Oyunun, sürekli olarak kendini yeniden üretme çabası içindeki dünya düzenini, sahne-oyuncu-seyirci ilişkisinin doğasını sorgulayan bir yapıya tercüme ettiğini belirten dramaturg Verda Habif’in şu dikkate değer sözleriyle yazımı noktalamak isterim: “Ölüyor mu ne? farklı dramatik ve edebi eserlere ve en çok da tiyatro tarihinin iyi tanıdığı ve metnin de ironik bir şekilde tarif ettiği ‘kuru, ince-sivri, huysuz’ bir oyun yazarına göz kırpıyor. İşte oyun, kendisiyle, yazarla, yönetmenle, tiyatroyla, sahneyle, sahnenin şimdiki zamanı ve olanaklarıyla, oyunla, oyuncu olma durumuyla, diyaloğun varlığı için ötekine zorunlulukla hesaplaşırken kendisine karşı dürüst davranıyor ve bunu nüktedan bir dille yapıyor.

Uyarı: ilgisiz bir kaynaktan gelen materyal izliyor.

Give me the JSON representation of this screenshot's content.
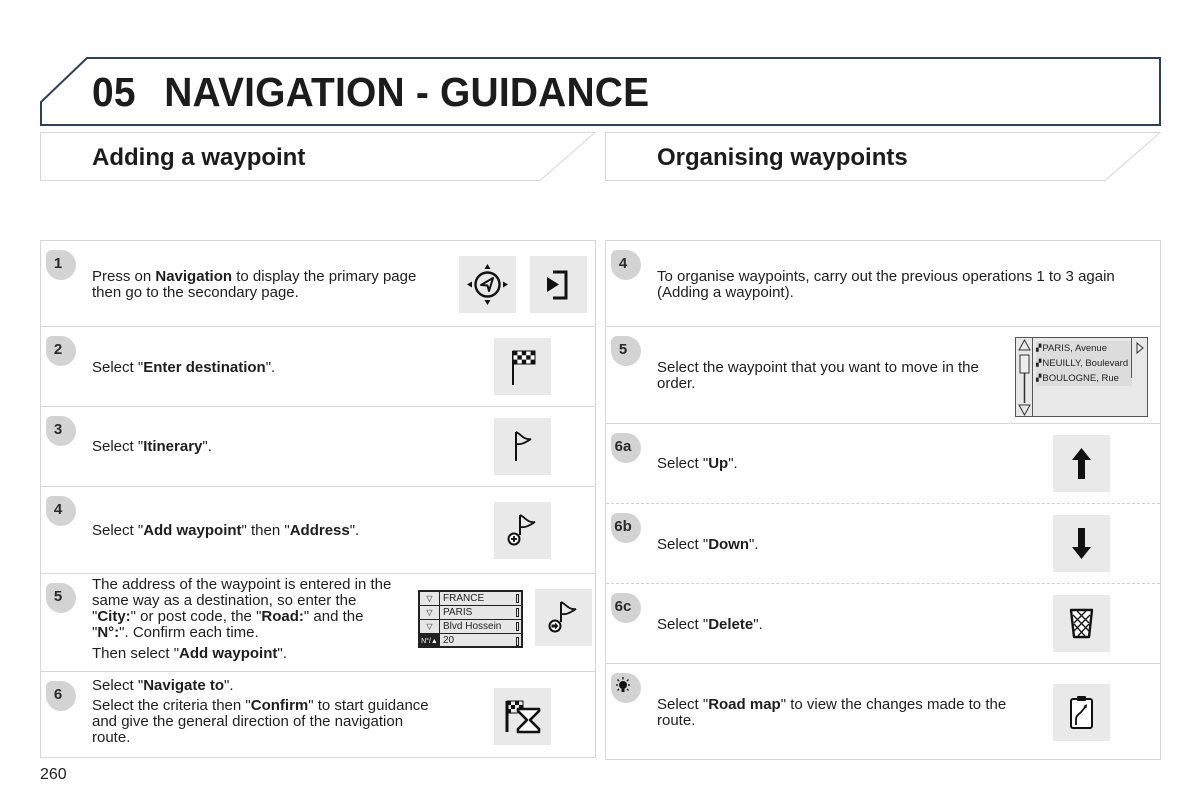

Bu hesaplaşmalar insanın varlık durumunun absürtlüğü, yaşamın boşluğu ile bu boşluğu doldurma çabasını, bu çabanın bir döngüye hapsolmasını ifade ediyor ve aynı zamanda mitoloji, resmi tarih ve sınıflı toplumun yapay kurgusallığını açık ediyor. İlerleme kisvesi altında aslında kısır döngüye girmiş ve kendisinden başka hiçbir şey doğurmayan kapitalizmi eleştiriyor ve belki de sorusunu insanoğluna dünya adına yöneltiyor.”
Kapak Fotoğrafı: Mete Kaan Özdilek
İlginizi çekebilir: Halil Şimşek’ten Nora (Bir Bebek Evi)
İlk yorumu siz yazın!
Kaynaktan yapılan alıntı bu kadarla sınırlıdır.